I'm trying to sandbox JSR-223. Specifically, I don't want any script to have access to any of my classes. (I hear Rhino can do that with ClassShutter, but I want to do it generally. ie. for all script engines of JSR-223).

I first tried to use the AccessController.doPrivileged solution, by passing no permissions at all. It works for most permissions, but the scripts can still access all my public classes (it seems to ignore "package access" permission ...?).
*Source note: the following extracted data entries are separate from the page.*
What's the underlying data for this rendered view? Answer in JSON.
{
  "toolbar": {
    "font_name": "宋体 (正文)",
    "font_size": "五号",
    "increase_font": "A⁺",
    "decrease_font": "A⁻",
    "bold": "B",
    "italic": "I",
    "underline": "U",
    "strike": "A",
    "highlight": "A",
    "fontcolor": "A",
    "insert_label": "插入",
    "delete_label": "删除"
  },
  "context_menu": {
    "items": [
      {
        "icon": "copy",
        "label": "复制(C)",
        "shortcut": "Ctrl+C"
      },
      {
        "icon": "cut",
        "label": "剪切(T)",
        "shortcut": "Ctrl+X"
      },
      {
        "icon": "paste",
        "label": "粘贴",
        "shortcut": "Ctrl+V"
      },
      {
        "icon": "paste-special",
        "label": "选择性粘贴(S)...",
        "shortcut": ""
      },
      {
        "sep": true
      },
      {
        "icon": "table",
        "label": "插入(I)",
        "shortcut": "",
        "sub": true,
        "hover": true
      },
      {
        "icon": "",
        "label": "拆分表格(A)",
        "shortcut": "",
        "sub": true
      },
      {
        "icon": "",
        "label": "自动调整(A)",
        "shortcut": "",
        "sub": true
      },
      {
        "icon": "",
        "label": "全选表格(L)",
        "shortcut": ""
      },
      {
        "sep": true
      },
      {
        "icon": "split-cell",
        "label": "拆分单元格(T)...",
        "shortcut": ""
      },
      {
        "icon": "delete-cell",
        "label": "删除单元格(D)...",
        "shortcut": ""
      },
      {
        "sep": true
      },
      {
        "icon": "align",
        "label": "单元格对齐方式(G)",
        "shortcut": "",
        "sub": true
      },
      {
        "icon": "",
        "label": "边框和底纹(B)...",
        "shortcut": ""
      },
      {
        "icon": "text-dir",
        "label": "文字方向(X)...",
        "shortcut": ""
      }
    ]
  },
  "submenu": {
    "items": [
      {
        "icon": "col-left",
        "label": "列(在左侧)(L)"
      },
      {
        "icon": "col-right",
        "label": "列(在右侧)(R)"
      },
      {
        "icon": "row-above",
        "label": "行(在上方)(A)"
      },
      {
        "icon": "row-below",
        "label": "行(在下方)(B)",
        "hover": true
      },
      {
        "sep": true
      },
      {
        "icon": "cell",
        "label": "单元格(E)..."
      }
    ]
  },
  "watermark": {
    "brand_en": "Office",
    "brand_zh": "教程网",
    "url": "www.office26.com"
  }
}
I found this. My question is : how do I install a custom ClassLoader on the script engine ? (Or How do I replace the ClassLoader globally if I have to ?)

A: 

Is it possible to run the part of your application that requires the scripting engine in a separate JVM? You could start the scripting engine JVM with a different classpath (and security manager) and then use some form of lightweight message passing between the 2 JVMs.

Kevin
Thank you for this idea. Well, yes I could do it. But in my case, it's not an option. I actually pass a huge DOM document to the script (the only objects I allow access to). And I don't want to double that in memory.
David
With the PassThroughProxyHandler it's not very difficult to implement communication between ClassLoaders and you don't have to copy the entire DOM over either. http://surguy.net/articles/communication-across-classloaders.xml
sjbotha
+1  A: 

There is a constructor for ScriptEngineManager that takes a classloader. The classloader is used to load the scripting engine implementation. As classes inherit their classloaders, the scripting engine and any objects it creates should also use that classloader.

That classloader needs to deny the existence of any classes that are not white-listed.

Top it off with a custom SecurityManager so you can base access checks on which classloader in use.

Edit: Here's an article I found on Sandboxing Rhino in Java. Most of it should also apply to JSR-223. Sun's implementation is Rhino with modifications, so there may be some differences.

Devon_C_Miller
Thanks. I tried that. But for some reason, the only classes that my ClassLoader is asked for are com.sun.script.javascript.RhinoScriptEngineFactory and other engines factories.
David
When I played with a custom ClassLoader last I had trouble getting it to use my ClassLoader all the time as well. I believe I had to use Thread.currentThread().setContextClassLoader(cl) in addition to passing the ClassLoader in Class.forName().